Яша невольно улыбнулся такому беспристрастию: он не передавал отцу ни одного мнения графа Хотынцева, который молчал весь вечер.
Впечатление, произведенное смертью императора Николая в России, было действительно громадно. Сначала это был какой-то ошеломляющий удар, какое-то чувство вроде того, что вся жизнь прекратилась, что вот-вот сейчас все погибнет. Потом, после первых минут столбняка, русским обществом овладело лихорадочное, неудержимое желание высказаться. Казалось, что вырвавшаяся из-под гнета мысль силилась наверстать долгие годы невольного молчания. И чем дальше от Петербурга, тем впечатление это было сильнее. Защитники Севастополя узнали о кончине своего царя от врагов. В двадцатых числах февраля, после одной жаркой вылазки, было заключено трехчасовое перемирие для уборки тел. Во время этого перемирия французские офицеры передали нашим роковое известие, дошедшее до них по подводному кабелю. Наши не поверили и увидели в этом хитрую уловку, изобретенную врагами для того, чтобы их смутить. Официально севастопольцы узнали о кончине императора только 28 февраля, но, если французы действительно думали их смутить, расчет их оказался неверен: уже в ночь на 3 марта волынцы и камчадалы (как звали в других полках Камчатский полк) доказали зуавам [91] на деле, что никакое известие не могло их поколебать и изменить неприятный образ действий.
Первым последствием пробудившейся общественной мысли были повсеместные разговоры о предстоящем освобождении крестьян. Теперь трудно проследить и объяснить происхождение этого слуха. Правда, новый государь, еще будучи наследником престола, не раз высказывал свое отвращение к крепостному праву, но это могло быть известно только близким к нему людям, а между тем несомненно, что в самых дальних захолустьях разговоры о «воле» начались с первых дней нового царствования.

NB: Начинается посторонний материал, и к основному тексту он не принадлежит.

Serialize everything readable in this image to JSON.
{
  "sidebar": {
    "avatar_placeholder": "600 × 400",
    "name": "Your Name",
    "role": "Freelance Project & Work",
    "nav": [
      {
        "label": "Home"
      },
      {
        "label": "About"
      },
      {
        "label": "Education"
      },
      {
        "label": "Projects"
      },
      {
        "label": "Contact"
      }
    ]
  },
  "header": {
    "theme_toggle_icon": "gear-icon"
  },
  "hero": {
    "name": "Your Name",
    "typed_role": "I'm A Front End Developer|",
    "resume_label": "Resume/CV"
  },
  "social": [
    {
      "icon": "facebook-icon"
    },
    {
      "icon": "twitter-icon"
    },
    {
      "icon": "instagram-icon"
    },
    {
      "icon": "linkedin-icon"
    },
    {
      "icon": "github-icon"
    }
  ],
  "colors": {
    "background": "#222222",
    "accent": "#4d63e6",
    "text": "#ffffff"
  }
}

Молодежь, литература, все мыслящие люди, не принадлежавшие к помещичьему сословию, горячо приветствовали «зарю освобождения», но большинство дворянства отнеслось к этой заре с недоверием и ужасом; на первых порах реформа казалась помещикам равносильной потере всего имущества. Провинция оживилась. Люди, никогда не выезжавшие из своих деревень, начали усердно ездить в города и совещаться между собою о том, какие меры следует предпринять ввиду грозящей беды. Афанасий Иванович Дорожинский, покупавший в это время новое огромное имение около Саратова, вдруг отказался от покупки и потерял значительный задаток. Только те, в пользу которых должна была совершиться реформа, молчали по обыкновению, но и в этой безличной массе, какою оказался народ, начали проявляться кое-какие признаки нетерпения. Целые селения являлись в уездные города с требованием, чтобы их записали в ополчение, потому что кто-то пустил слух, что все ратники и их семейства получат после войны волю. В некоторых губерниях нетерпение народа выразилось так называемыми «крестьянскими бунтами», которые, впрочем, большею частью заключались в пассивном неповиновении местному начальству и прекращались очень быстро. Правительство, занятое войной, сочло нужным успокоить умы, и 28 августа министром внутренних дел был разослан губернским предводителям циркуляр, в котором было сказано: «Всемилостивейший государь наш повелел мне ненарушимо охранять права, венценосными его предками дарованные дворянству». По прочтении этого циркуляра Афанасий Иванович опять возобновил переговоры о покупке саратовского имения, но, впрочем, дать новый задаток не решался.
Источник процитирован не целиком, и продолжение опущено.